Upvote:0
I imagine that "harmony"" and "disharmony" are opposite extremes. That seems to me to be the sort of "dual" about which the Buddha said,
Avoiding these two extremes, the Realized One teaches by the middle way:
‘Ignorance is a condition for choices. Choices are a condition for consciousness. … That is how this entire mass of suffering originates. When ignorance fades away and ceases with nothing left over, choices cease.
There the word "choices" is a translation of saṅkhāra.
The word saṅkhāra seems to have a wide range of meaning -- Can anyone explain Sanskara / Sankara indepth?
Upvote:1
If you ask me, harmony and chaos are just arbitrary labels the mind uses to evaluate things based on some also arbitrary criteria.

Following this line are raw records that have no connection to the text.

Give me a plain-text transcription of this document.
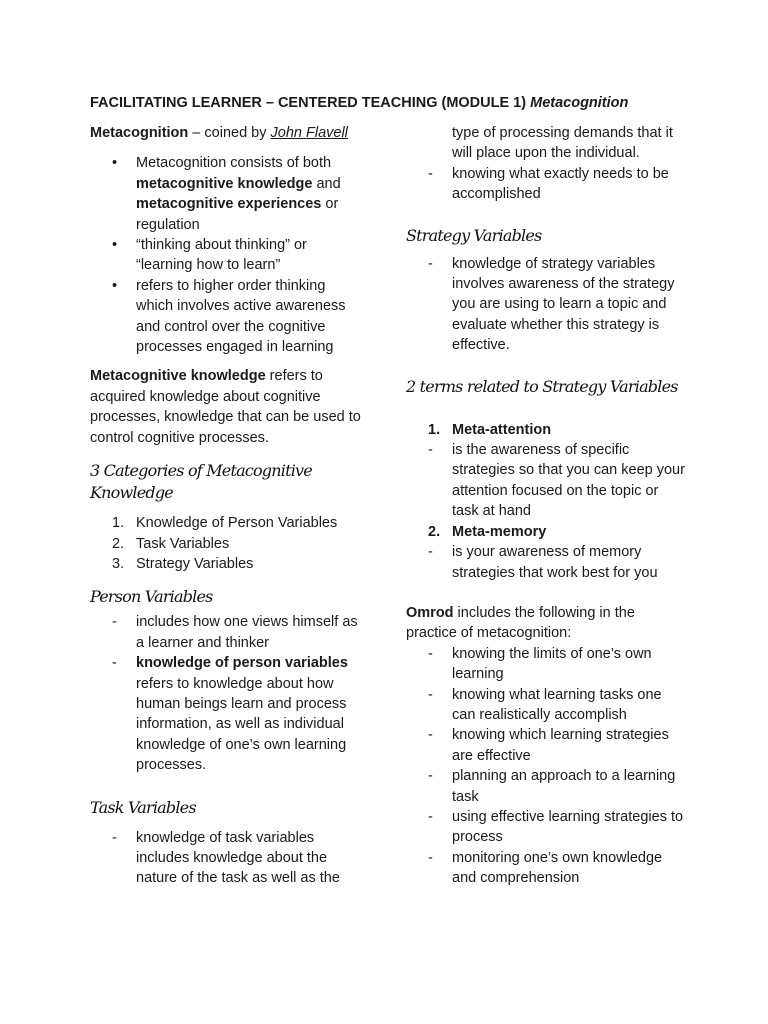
FACILITATING LEARNER – CENTERED TEACHING (MODULE 1) Metacognition

Metacognition – coined by John Flavell

• Metacognition consists of both metacognitive knowledge and metacognitive experiences or regulation
• “thinking about thinking” or “learning how to learn”
• refers to higher order thinking which involves active awareness and control over the cognitive processes engaged in learning

Metacognitive knowledge refers to acquired knowledge about cognitive processes, knowledge that can be used to control cognitive processes.

3 Categories of Metacognitive Knowledge
1. Knowledge of Person Variables
2. Task Variables
3. Strategy Variables
Person Variables
- includes how one views himself as a learner and thinker
- knowledge of person variables refers to knowledge about how human beings learn and process information, as well as individual knowledge of one’s own learning processes.
Task Variables
- knowledge of task variables includes knowledge about the nature of the task as well as the
type of processing demands that it will place upon the individual.
- knowing what exactly needs to be accomplished
Strategy Variables
- knowledge of strategy variables involves awareness of the strategy you are using to learn a topic and evaluate whether this strategy is effective.
2 terms related to Strategy Variables
1. Meta-attention
- is the awareness of specific strategies so that you can keep your attention focused on the topic or task at hand
2. Meta-memory
- is your awareness of memory strategies that work best for you

Omrod includes the following in the practice of metacognition:

- knowing the limits of one’s own learning
- knowing what learning tasks one can realistically accomplish
- knowing which learning strategies are effective
- planning an approach to a learning task
- using effective learning strategies to process
- monitoring one’s own knowledge and comprehension
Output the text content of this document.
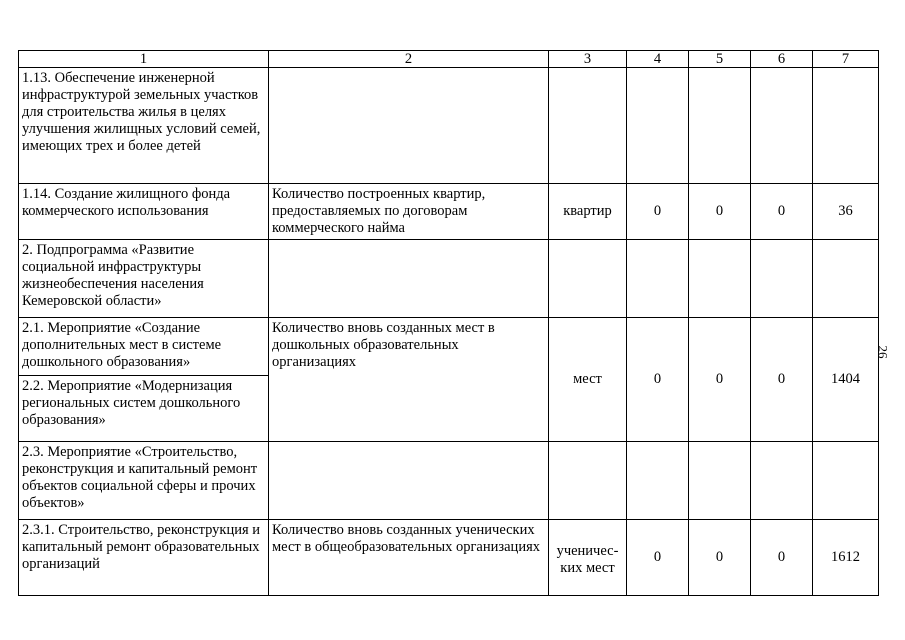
1	2	3	4	5	6	7
1.13. Обеспечение инженерной инфраструктурой земельных участков для строительства жилья в целях улучшения жилищных условий семей, имеющих трех и более детей						
1.14. Создание жилищного фонда коммерческого использования	Количество построенных квартир, предоставляемых по договорам коммерческого найма	квартир	0	0	0	36
2. Подпрограмма «Развитие социальной инфраструктуры жизнеобеспечения населения Кемеровской области»						
2.1. Мероприятие «Создание дополнительных мест в системе дошкольного образования»	Количество вновь созданных мест в дошкольных образовательных организациях	мест	0	0	0	1404
2.2. Мероприятие «Модернизация региональных систем дошкольного образования»						
2.3. Мероприятие «Строительство, реконструкция и капитальный ремонт объектов социальной сферы и прочих объектов»						
2.3.1. Строительство, реконструкция и капитальный ремонт образовательных организаций	Количество вновь созданных ученических мест в общеобразовательных организациях	ученичес-ких мест	0	0	0	1612
26
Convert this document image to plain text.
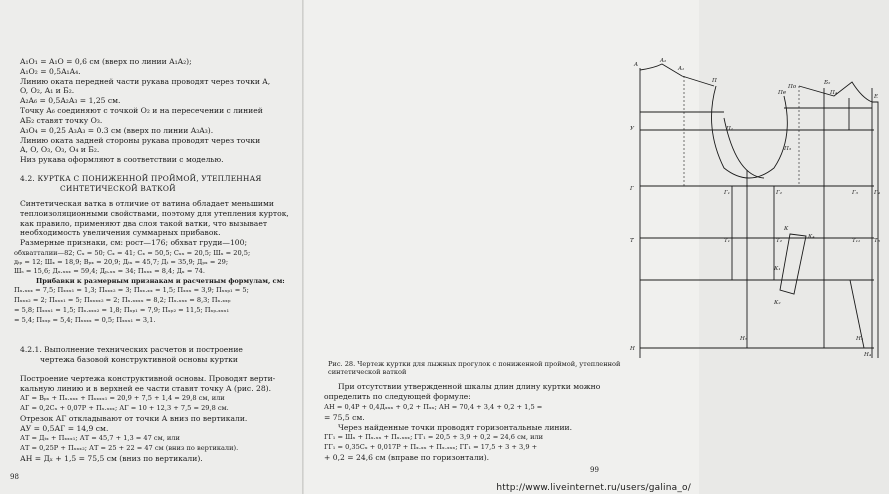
A₁O₁ = A₁O = 0,6 см (вверх по линии A₁A₂);
A₁O₂ = 0,5A₁A₄.
Линию оката передней части рукава проводят через точки A,
O, O₂, A₁ и Б₂.
A₂A₆ = 0,5A₂A₃ = 1,25 см.
Точку A₆ соединяют с точкой O₂ и на пересечении с линией
AБ₂ ставят точку O₃.
A₃O₄ = 0,25 A₃A₃ = 0.3 см (вверх по линии A₃A₃).
Линию оката задней стороны рукава проводят через точки
A, O, O₃, O₃, O₄ и Б₂.
Низ рукава оформляют в соответствии с моделью.
4.2. КУРТКА С ПОНИЖЕННОЙ ПРОЙМОЙ, УТЕПЛЕННАЯ
СИНТЕТИЧЕСКОЙ ВАТКОЙ
Синтетическая ватка в отличие от ватина обладает меньшими
теплоизоляционными свойствами, поэтому для утепления курток,
как правило, применяют два слоя такой ватки, что вызывает
необходимость увеличения суммарных прибавок.
Размерные признаки, см: рост—176; обхват груди—100;
обхватталии—82; Сₓ = 50; Сₓ = 41; Сₓ = 50,5; Сₓₓ = 20,5; Шₓ = 20,5;
дₜₚ = 12; Шₓ = 18,9; Вₚₓ = 20,9; Дₜₓ = 45,7; Дₜ = 35,9; Дₚₓ = 29;
Шₛ = 15,6; Дₓ.ₓₓₓ = 59,4; Дₚ.ₓₓ = 34; Пₓₓₓ = 8,4; Дₓ = 74.
Прибавки к размерным признакам и расчетным формулам, см:
Пₓ.ₓₓₓ = 7,5; Пₓₓₓ₁ = 1,3; Пₓₓₓ₂ = 3; Пₓₓ.ₓₓ = 1,5; Пₓₓₓ = 3,9; Пₓₓₚ₁ = 5;
Пₓₓₓ₂ = 2; Пₓₓₓ₁ = 5; Пₓₓₓₓ₂ = 2; Пₓ.ₓₓₓₓ = 8,2; Пₓ.ₓₓₓ = 8,3; Пₓ.ₓₓₚ
= 5,8; Пₓₓₓ₁ = 1,5; Пₓ.ₓₓₓ₂ = 1,8; Пₓₚ₁ = 7,9; Пₓₚ₂ = 11,5; Пₓₚ.ₓₓₓ₁
= 5,4; Пₓₓₚ = 5,4; Пₓₓₓₓ = 0,5; Пₓₓₓ₁ = 3,1.
4.2.1. Выполнение технических расчетов и построение
чертежа базовой конструктивной основы куртки
Построение чертежа конструктивной основы. Проводят верти-
кальную линию и в верхней ее части ставят точку А (рис. 28).
АГ = Вₚₓ + Пₓ.ₓₓₓ + Пₓₓₓₓ₁ = 20,9 + 7,5 + 1,4 = 29,8 см, или
АГ = 0,2Cₓ + 0,07P + Пₓ.ₓₓₓ; АГ = 10 + 12,3 + 7,5 = 29,8 см.
Отрезок АГ откладывают от точки А вниз по вертикали.
АУ = 0,5АГ = 14,9 см.
АТ = Дₜₓ + Пₓₓₓ₁; АТ = 45,7 + 1,3 = 47 см, или
АТ = 0,25P + Пₓₓₓ₂; АТ = 25 + 22 = 47 см (вниз по вертикали).
АН = Дₓ + 1,5 = 75,5 см (вниз по вертикали).
98
A
A₂
A₁
П
П₁
Пе
По
П₃
П₄
Г
Г₁	Г₂	Г₃	Г₄
У
Т	Т₁	Т₂	Т₁₁ Т₃
К
К₄
К₁
К₂
Н
Н₅	Н₃
Н₄
Б₂
Е
Рис. 28. Чертеж куртки для лыжных прогулок с пониженной проймой, утепленной
синтетической ваткой
При отсутствии утвержденной шкалы длин длину куртки можно
определить по следующей формуле:
АН = 0,4P + 0,4Дₓₓₓ + 0,2 + Пₓₓ; АН = 70,4 + 3,4 + 0,2 + 1,5 =
= 75,5 см.
Через найденные точки проводят горизонтальные линии.
ГГ₁ = Шₓ + Пₓ.ₓₓ + Пₓ.ₓₓₓ; ГГ₁ = 20,5 + 3,9 + 0,2 = 24,6 см, или
ГГ₁ = 0,35Cₓ + 0,017P + Пₓ.ₓₓ + Пₓ.ₓₓₓ; ГГ₁ = 17,5 + 3 + 3,9 +
+ 0,2 = 24,6 см (вправе по горизонтали).
99
http://www.liveinternet.ru/users/galina_o/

By understading the conventionality of such concepts, and by understanding where do they come from (the mind, preferences, attachments and points of view), harmony and chaos stop being some objective measures of reality, and they are seen for what they are: arbitrary assessments arising from the proliferations of the ignorant mind, imposing its judgements and expectations into the outside world.
So, I'd say that disaster is on the eye of the beholder.
Not because something goes against ones desires and expectations, does it mean it deserves to be labeled as "objectively" and inherently chaotic or disastrous. It all depends on your definitions of those words. To define, you need some criteria; but language, as a conventional tool used for practical purposes, requieres to assume that we all agree on such criteria. Why is death more disastrous than life? I think all we can say is that when ignorance and craving are present, dukkha arises; everything else are just subjective points of view.
In sum, I'd say that we suffer because we expect things from the world that go against how things truly work: all conditioned things behave according to the three marks of conditioned phenomena: things are impermanent, not-self and do not lead to complete and utter satisfaction.
And so, I'd say disaster is on the mind of the one expecting states and results ignoring these three marks of conditioned phenomena.
Kind regards!
Upvote:2
There are three types of emotions, pleasant, unpleasant and neutral. Just like everything else, they are impermanent/anicca, as you already have stated.
When we attach (upadana) to pleasant emotions we create unwholesome karma, since pleasure/sukha becomes dukkha/unsatisfaction as soon as it ceases. So yes, clinging to harmony means "waiting for a disaster" as you put it.
Looking at the four noble truths, the above is covered in the first two truths regarding dukkha and samudaya (how unsatisfaction arises). There are also the truths about nirodha (cessation of dukkha) and magga, telling us that dukkha can end with the right means. The point is that there's more to life than just waiting for a disaster.